Scaling Quality Training Data - Choosing the People in Your AI Tech Stack

Bringing artificial intelligence (AI) to life in the real world is a lot like the 20th-century “space race” for dominance in spaceflight capability. Few can fathom the level of innovation and sheer effort it takes. From model development and data prep to testing and deployment, AI requires a pioneering spirit, sharp minds, and a lot of hard work. AI innovators encounter countless challenges and frustrating defeats.

One of those challenges is access to talent that is in short supply. More than half (54%) of leaders report skill shortage as the biggest challenge facing their organizations, according to Gartner. Another is dirty data, which data scientists say is their number-one problem, according to a Kaggle survey.

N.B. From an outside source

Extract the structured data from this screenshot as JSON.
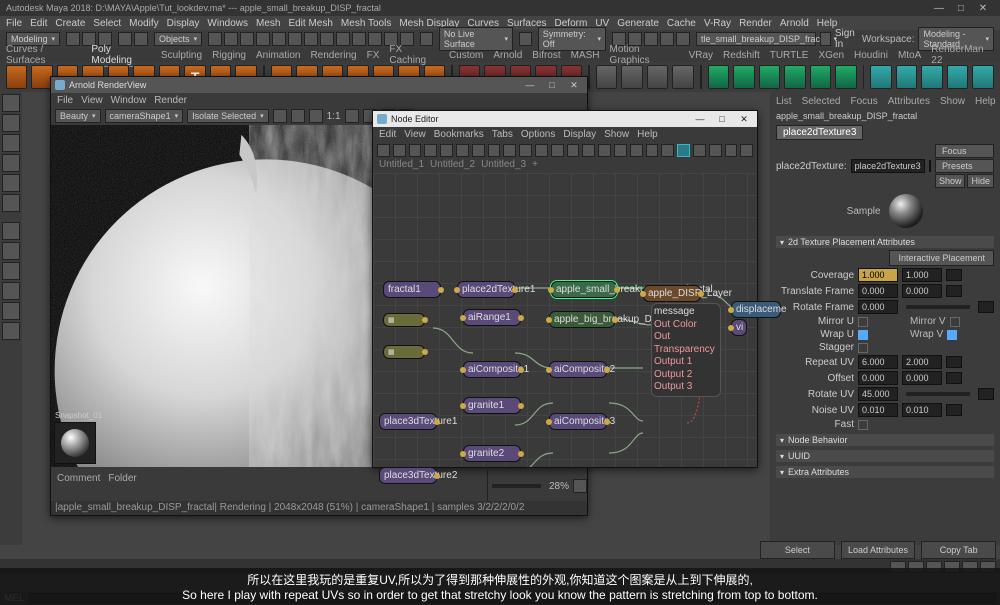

If you want to strategically deploy your team, you probably don't want your prized data scientists doing the tedious, time-consuming work of data labeling or annotation.

But they're likely mired in it. A massive amount of data must be gathered, structured, and quality-checked in the process of machine learning (ML). For example, to develop computer vision for a self-driving car, you’ll need people in the loop to annotate, or label, countless frames of driving video to teach the algorithm to “see” objects such as people, signs, trees, and vehicles. For each hour of video, there’s a staggering 800 hours of annotation work to do.

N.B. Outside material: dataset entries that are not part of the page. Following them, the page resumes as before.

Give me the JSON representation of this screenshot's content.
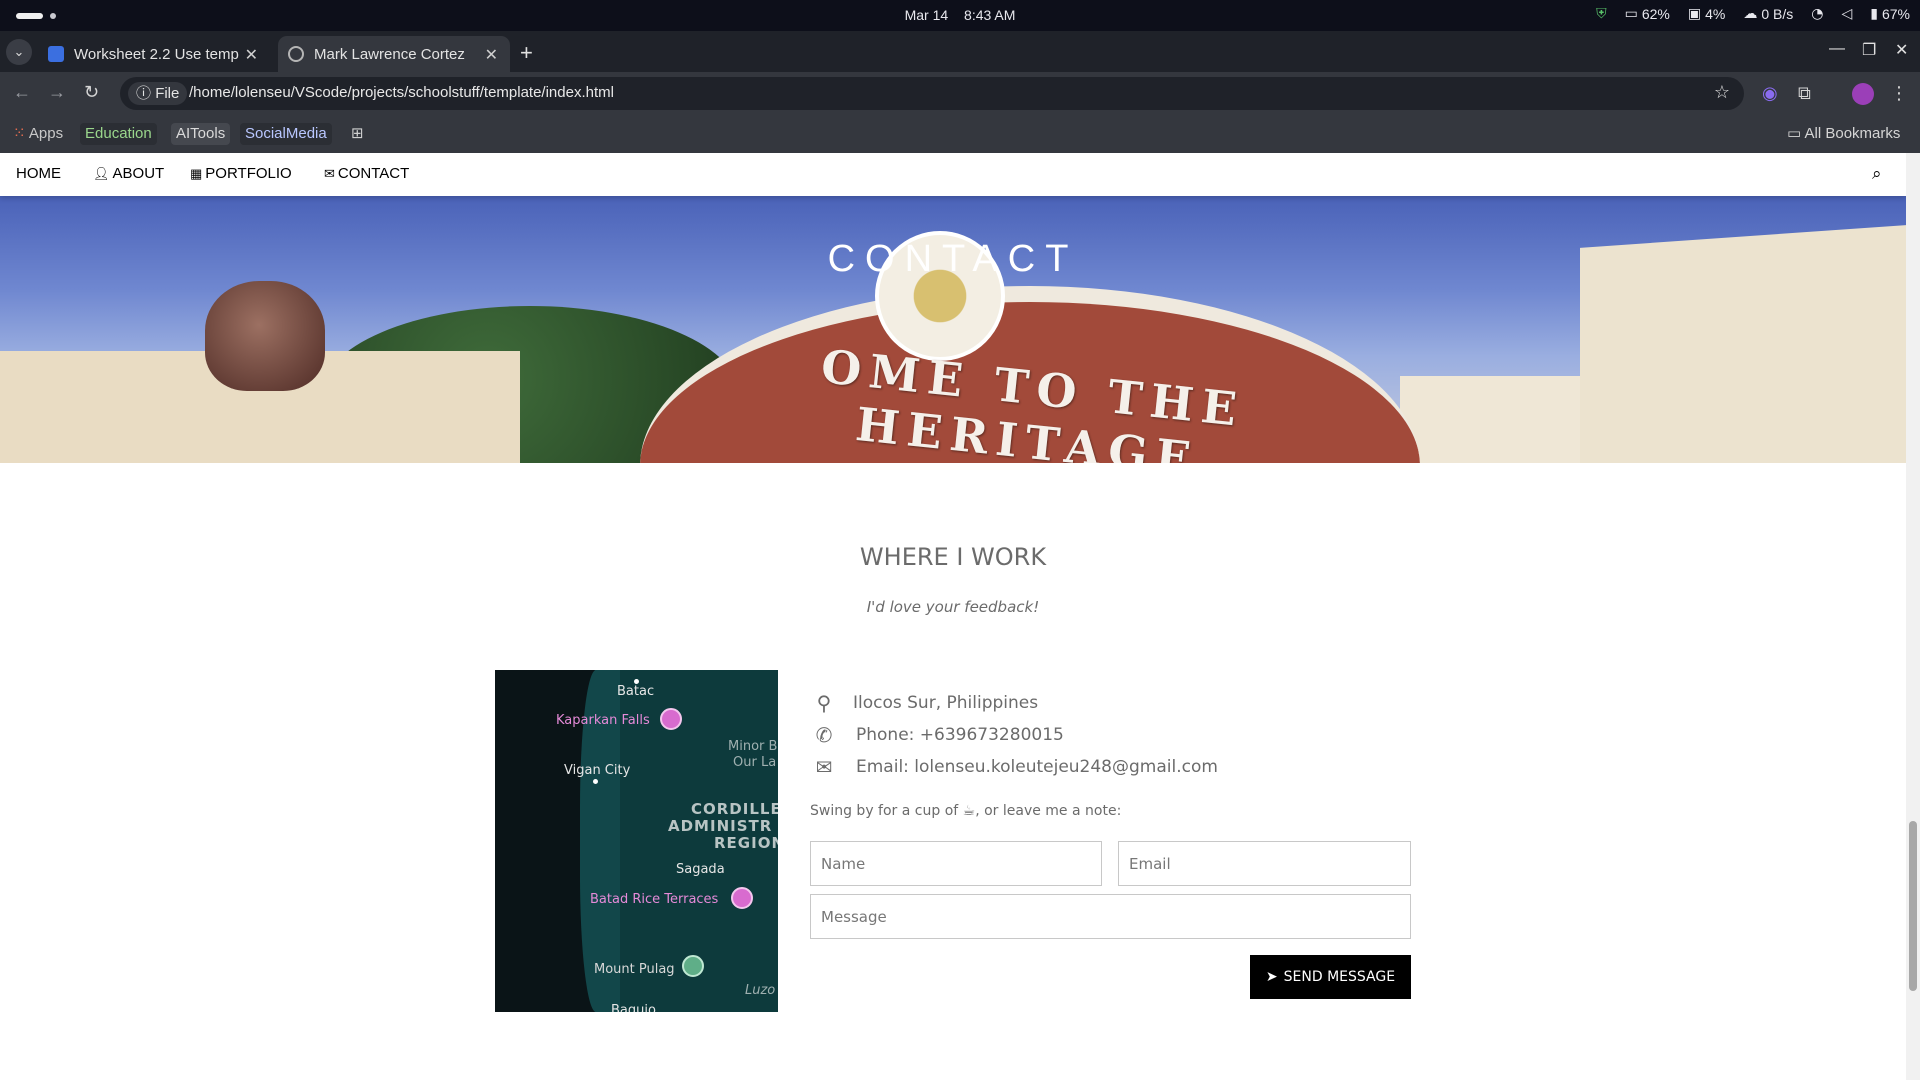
{
  "os": {
    "date": "Mar 14",
    "time": "8:43 AM",
    "cpu": "62%",
    "mem": "4%",
    "net": "0 B/s",
    "battery": "67%"
  },
  "tabs": [
    {
      "title": "Worksheet 2.2 Use temp",
      "icon": "docs-icon"
    },
    {
      "title": "Mark Lawrence Cortez",
      "icon": "globe-icon"
    }
  ],
  "address": {
    "scheme_label": "File",
    "url": "/home/lolenseu/VScode/projects/schoolstuff/template/index.html"
  },
  "bookmarks": {
    "apps": "Apps",
    "items": [
      "Education",
      "AITools",
      "SocialMedia"
    ],
    "all": "All Bookmarks"
  },
  "site_nav": {
    "home": "HOME",
    "about": "ABOUT",
    "portfolio": "PORTFOLIO",
    "contact": "CONTACT"
  },
  "banner": {
    "title": "CONTACT",
    "arch_text": "OME TO THE HERITAGE"
  },
  "section": {
    "title": "WHERE I WORK",
    "subtitle": "I'd love your feedback!"
  },
  "map": {
    "labels": {
      "batac": "Batac",
      "kaparkan": "Kaparkan Falls",
      "minor1": "Minor B",
      "minor2": "Our La",
      "vigan": "Vigan City",
      "cordillera1": "CORDILLE",
      "cordillera2": "ADMINISTR",
      "cordillera3": "REGION",
      "sagada": "Sagada",
      "batad": "Batad Rice Terraces",
      "pulag": "Mount Pulag",
      "luzon": "Luzo",
      "baguio": "Baguio"
    }
  },
  "contact": {
    "location": "Ilocos Sur, Philippines",
    "phone": "Phone: +639673280015",
    "email": "Email: lolenseu.koleutejeu248@gmail.com",
    "note": "Swing by for a cup of ☕, or leave me a note:"
  },
  "form": {
    "name_placeholder": "Name",
    "email_placeholder": "Email",
    "message_placeholder": "Message",
    "send_label": "SEND MESSAGE"
  }
}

To process the big data that feeds your artificial intelligence, you need a reliable workforce with relevant domain expertise and high standards for quality. A growing number of innovators are using in-house staff, freelancers, contractors, and gig workers to get this massive amount of data work done, and as ML models proliferate, Deloitte predicts that trend will increase significantly over the next few years.

Use of Contractors on the Rise

New workforce models are emerging. Last year, the U.S. National Aeronautics and Space Administration (NASA) researched disruptors driving the future of work so it could evolve its talent strategies. The result was its Future of Work Framework, which encourages leaders to design for agility and focus on impact because “work today requires fluid talent to meet ever increasingly complex work, requiring multidisciplinary skills, delivered by teams of people, networked together that have overarching goals tied to organizational performance and productivity.”

In Deloitte’s 2018 Global Human Capital Trends report, half of respondents said they have a large number of contractors in their workforces. Deloitte maps the workforce ecosystem from traditional, full-time workers who have strong organizational context to open, crowd workforces who have little, if any, understanding of the organization’s overall strategy.

Deloitte Analysis - Workforce Ecosystem

And that’s the challenge with open crowdsourcing for AI development: domain expertise and context. Workers need more than the ability to tag, label, or annotate your data. They must understand the needs of your end user, the rules for your data, and context for the tasks they are doing if you want them to return quality data to train your machine learning algorithms. And quality is king, because when the people who tag, label, or annotate your data provide low-quality work, your model struggles to learn and progress is stalled. So while each task may be simple, how it fits into the larger picture of your end user’s experience isn’t as easy to teach someone quickly. That’s difficult to scale.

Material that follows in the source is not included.